In conclusion, Guangdong Province has difficulties with the centralized treatment of ophthalmic surgical instruments because the workers who clean the surgical instruments do not belong to the CSSD, their knowledge and training related to methods of cleaning instruments vary, and many other factors affect the quality of the cleaning process, making it impossible to guarantee the quality of the cleaning. Because of sensitivity of the eyes, many types of substances, such as detergents, water, endotoxins, metal ions, and viscoelastic substance scan cause TASS if they enter the eyes. During phacoemulsification, a common ophthalmic operation, noninfectious substances can enter the anterior chamber different ways and cause TASS (9). Therefore, precautions should be taken to protect the corneal endothelium when viscoelastic substances are used (10) during an operation, and instruments that contact viscoelastic substances should be immersed in sterile water immediately. Phacoemulsification handles and other piping instruments should be washed with appropriate cleaning tools. Standardized processes should be followed and efficient rinsing should be performed. Ophthalmic surgical instruments should be treated using specialized cleaning protocols, disinfecting machines should be treated using verified procedures, and ophthalmic instruments should not be mixed with other surgical instruments in the loading process. Hospitals should choose the correct detergent based on manufacturers’ instructions for use and sterilized water should be used to rinse instruments fully to guarantee high quality cleaning to prevent TASS. Due to the inadequate supply of ophthalmic surgical instruments and the rapid turnaround times of operations, a quick cycle of sterilization can be used as the conventional cycle.

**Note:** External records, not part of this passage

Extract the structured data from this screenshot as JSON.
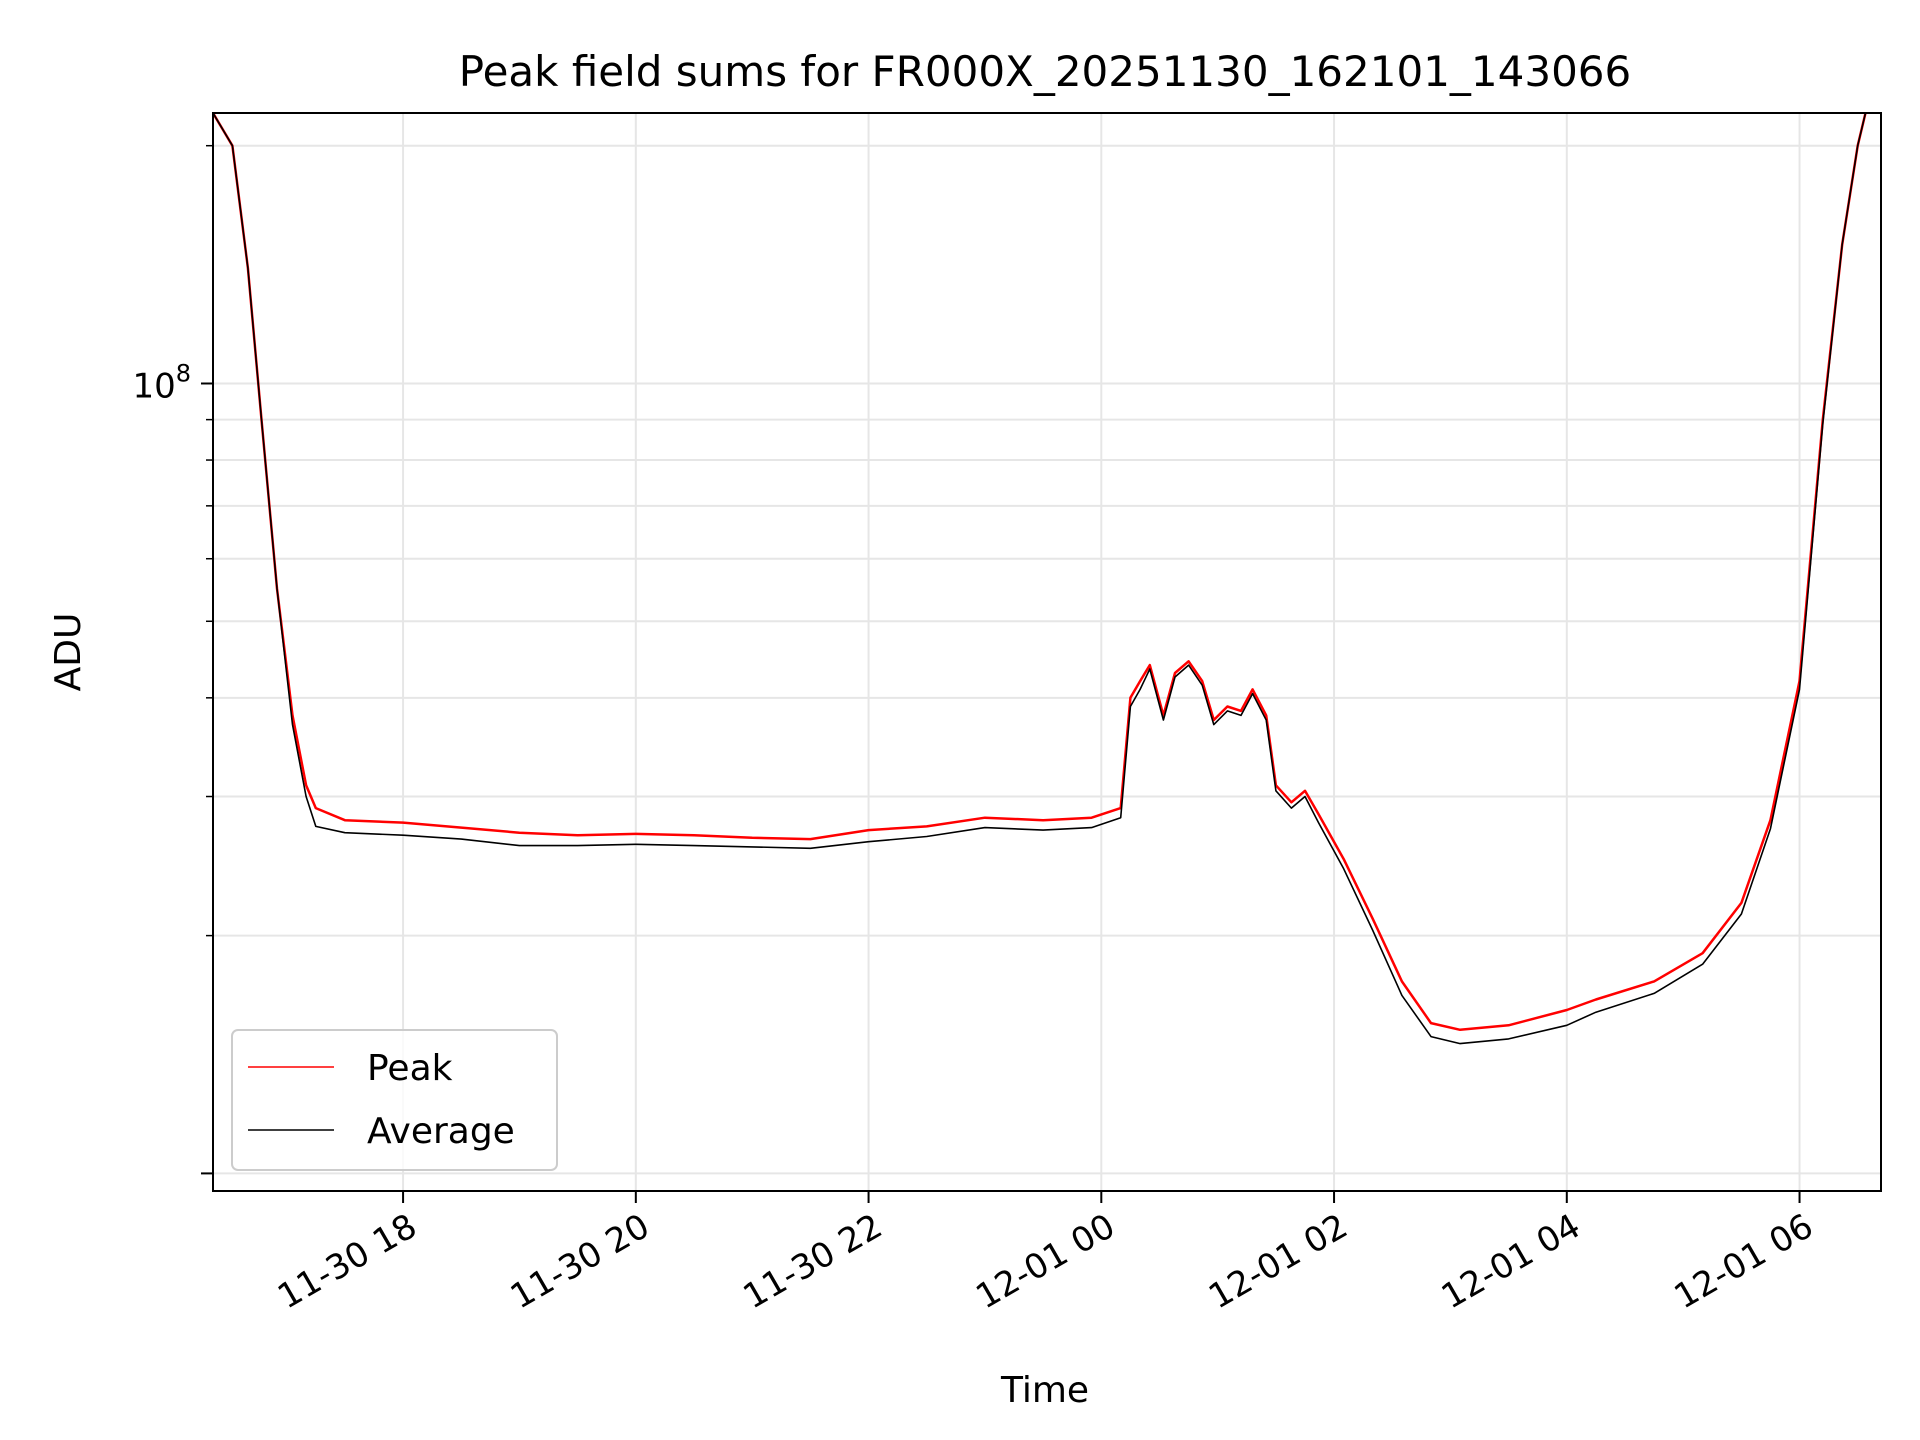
{
  "chart_data": {
    "type": "line",
    "title": "Peak field sums for FR000X_20251130_162101_143066",
    "xlabel": "Time",
    "ylabel": "ADU",
    "y_scale": "log",
    "xlim": [
      "2025-11-30T16:22",
      "2025-12-01T06:42"
    ],
    "ylim": [
      9500000,
      220000000
    ],
    "x_ticks": [
      "11-30 18",
      "11-30 20",
      "11-30 22",
      "12-01 00",
      "12-01 02",
      "12-01 04",
      "12-01 06"
    ],
    "y_tick_labels": [
      {
        "value": 100000000,
        "base": "10",
        "exponent": "8"
      }
    ],
    "grid": true,
    "legend_position": "lower-left",
    "series": [
      {
        "name": "Peak",
        "color": "#ff0000",
        "points": [
          [
            "2025-11-30T16:22",
            220000000
          ],
          [
            "2025-11-30T16:32",
            200000000
          ],
          [
            "2025-11-30T16:40",
            140000000
          ],
          [
            "2025-11-30T16:47",
            90000000
          ],
          [
            "2025-11-30T16:55",
            55000000
          ],
          [
            "2025-11-30T17:03",
            38000000
          ],
          [
            "2025-11-30T17:10",
            31000000
          ],
          [
            "2025-11-30T17:15",
            29000000
          ],
          [
            "2025-11-30T17:30",
            28000000
          ],
          [
            "2025-11-30T18:00",
            27800000
          ],
          [
            "2025-11-30T18:30",
            27400000
          ],
          [
            "2025-11-30T19:00",
            27000000
          ],
          [
            "2025-11-30T19:30",
            26800000
          ],
          [
            "2025-11-30T20:00",
            26900000
          ],
          [
            "2025-11-30T20:30",
            26800000
          ],
          [
            "2025-11-30T21:00",
            26600000
          ],
          [
            "2025-11-30T21:30",
            26500000
          ],
          [
            "2025-11-30T22:00",
            27200000
          ],
          [
            "2025-11-30T22:30",
            27500000
          ],
          [
            "2025-11-30T23:00",
            28200000
          ],
          [
            "2025-11-30T23:30",
            28000000
          ],
          [
            "2025-11-30T23:55",
            28200000
          ],
          [
            "2025-12-01T00:10",
            29000000
          ],
          [
            "2025-12-01T00:15",
            40000000
          ],
          [
            "2025-12-01T00:20",
            42000000
          ],
          [
            "2025-12-01T00:25",
            44000000
          ],
          [
            "2025-12-01T00:32",
            38000000
          ],
          [
            "2025-12-01T00:38",
            43000000
          ],
          [
            "2025-12-01T00:45",
            44500000
          ],
          [
            "2025-12-01T00:52",
            42000000
          ],
          [
            "2025-12-01T00:58",
            37500000
          ],
          [
            "2025-12-01T01:05",
            39000000
          ],
          [
            "2025-12-01T01:12",
            38500000
          ],
          [
            "2025-12-01T01:18",
            41000000
          ],
          [
            "2025-12-01T01:25",
            38000000
          ],
          [
            "2025-12-01T01:30",
            31000000
          ],
          [
            "2025-12-01T01:38",
            29500000
          ],
          [
            "2025-12-01T01:45",
            30500000
          ],
          [
            "2025-12-01T01:52",
            28500000
          ],
          [
            "2025-12-01T02:05",
            25000000
          ],
          [
            "2025-12-01T02:20",
            21000000
          ],
          [
            "2025-12-01T02:35",
            17500000
          ],
          [
            "2025-12-01T02:50",
            15500000
          ],
          [
            "2025-12-01T03:05",
            15200000
          ],
          [
            "2025-12-01T03:30",
            15400000
          ],
          [
            "2025-12-01T04:00",
            16100000
          ],
          [
            "2025-12-01T04:15",
            16600000
          ],
          [
            "2025-12-01T04:45",
            17500000
          ],
          [
            "2025-12-01T05:10",
            19000000
          ],
          [
            "2025-12-01T05:30",
            22000000
          ],
          [
            "2025-12-01T05:45",
            28000000
          ],
          [
            "2025-12-01T06:00",
            42000000
          ],
          [
            "2025-12-01T06:12",
            90000000
          ],
          [
            "2025-12-01T06:22",
            150000000
          ],
          [
            "2025-12-01T06:30",
            200000000
          ],
          [
            "2025-12-01T06:34",
            220000000
          ]
        ]
      },
      {
        "name": "Average",
        "color": "#000000",
        "points": [
          [
            "2025-11-30T16:22",
            220000000
          ],
          [
            "2025-11-30T16:32",
            200000000
          ],
          [
            "2025-11-30T16:40",
            140000000
          ],
          [
            "2025-11-30T16:47",
            90000000
          ],
          [
            "2025-11-30T16:55",
            55000000
          ],
          [
            "2025-11-30T17:03",
            37000000
          ],
          [
            "2025-11-30T17:10",
            30000000
          ],
          [
            "2025-11-30T17:15",
            27500000
          ],
          [
            "2025-11-30T17:30",
            27000000
          ],
          [
            "2025-11-30T18:00",
            26800000
          ],
          [
            "2025-11-30T18:30",
            26500000
          ],
          [
            "2025-11-30T19:00",
            26000000
          ],
          [
            "2025-11-30T19:30",
            26000000
          ],
          [
            "2025-11-30T20:00",
            26100000
          ],
          [
            "2025-11-30T20:30",
            26000000
          ],
          [
            "2025-11-30T21:00",
            25900000
          ],
          [
            "2025-11-30T21:30",
            25800000
          ],
          [
            "2025-11-30T22:00",
            26300000
          ],
          [
            "2025-11-30T22:30",
            26700000
          ],
          [
            "2025-11-30T23:00",
            27400000
          ],
          [
            "2025-11-30T23:30",
            27200000
          ],
          [
            "2025-11-30T23:55",
            27400000
          ],
          [
            "2025-12-01T00:10",
            28200000
          ],
          [
            "2025-12-01T00:15",
            39000000
          ],
          [
            "2025-12-01T00:20",
            41000000
          ],
          [
            "2025-12-01T00:25",
            43500000
          ],
          [
            "2025-12-01T00:32",
            37500000
          ],
          [
            "2025-12-01T00:38",
            42500000
          ],
          [
            "2025-12-01T00:45",
            44000000
          ],
          [
            "2025-12-01T00:52",
            41500000
          ],
          [
            "2025-12-01T00:58",
            37000000
          ],
          [
            "2025-12-01T01:05",
            38500000
          ],
          [
            "2025-12-01T01:12",
            38000000
          ],
          [
            "2025-12-01T01:18",
            40500000
          ],
          [
            "2025-12-01T01:25",
            37500000
          ],
          [
            "2025-12-01T01:30",
            30500000
          ],
          [
            "2025-12-01T01:38",
            29000000
          ],
          [
            "2025-12-01T01:45",
            30000000
          ],
          [
            "2025-12-01T01:52",
            27800000
          ],
          [
            "2025-12-01T02:05",
            24300000
          ],
          [
            "2025-12-01T02:20",
            20300000
          ],
          [
            "2025-12-01T02:35",
            16800000
          ],
          [
            "2025-12-01T02:50",
            14900000
          ],
          [
            "2025-12-01T03:05",
            14600000
          ],
          [
            "2025-12-01T03:30",
            14800000
          ],
          [
            "2025-12-01T04:00",
            15400000
          ],
          [
            "2025-12-01T04:15",
            16000000
          ],
          [
            "2025-12-01T04:45",
            16900000
          ],
          [
            "2025-12-01T05:10",
            18400000
          ],
          [
            "2025-12-01T05:30",
            21300000
          ],
          [
            "2025-12-01T05:45",
            27300000
          ],
          [
            "2025-12-01T06:00",
            41000000
          ],
          [
            "2025-12-01T06:12",
            89000000
          ],
          [
            "2025-12-01T06:22",
            150000000
          ],
          [
            "2025-12-01T06:30",
            200000000
          ],
          [
            "2025-12-01T06:34",
            220000000
          ]
        ]
      }
    ]
  }
}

American researchers have noted that the quick sterilization method has been used for the sake of convenience i.e., to save time. However, it has become a controversial topic because of the risk of infection after operations with its excessive and incorrect use, and has increased healthcare costs due to infections (11). Moreover, if the type of small pressure-steam sterilizer is incorrect, the intended effects of sterilization cannot be guaranteed. Therefore, it is advisable for hospitals to place the basic number of ophthalmic instruments in the machine based on the requirements from operation turnover and sterilization. In an emergency, hospitals should use small pressure-steam sterilizers based on the sterilization requirements of the instruments to guarantee the effects of sterilization and medical safety.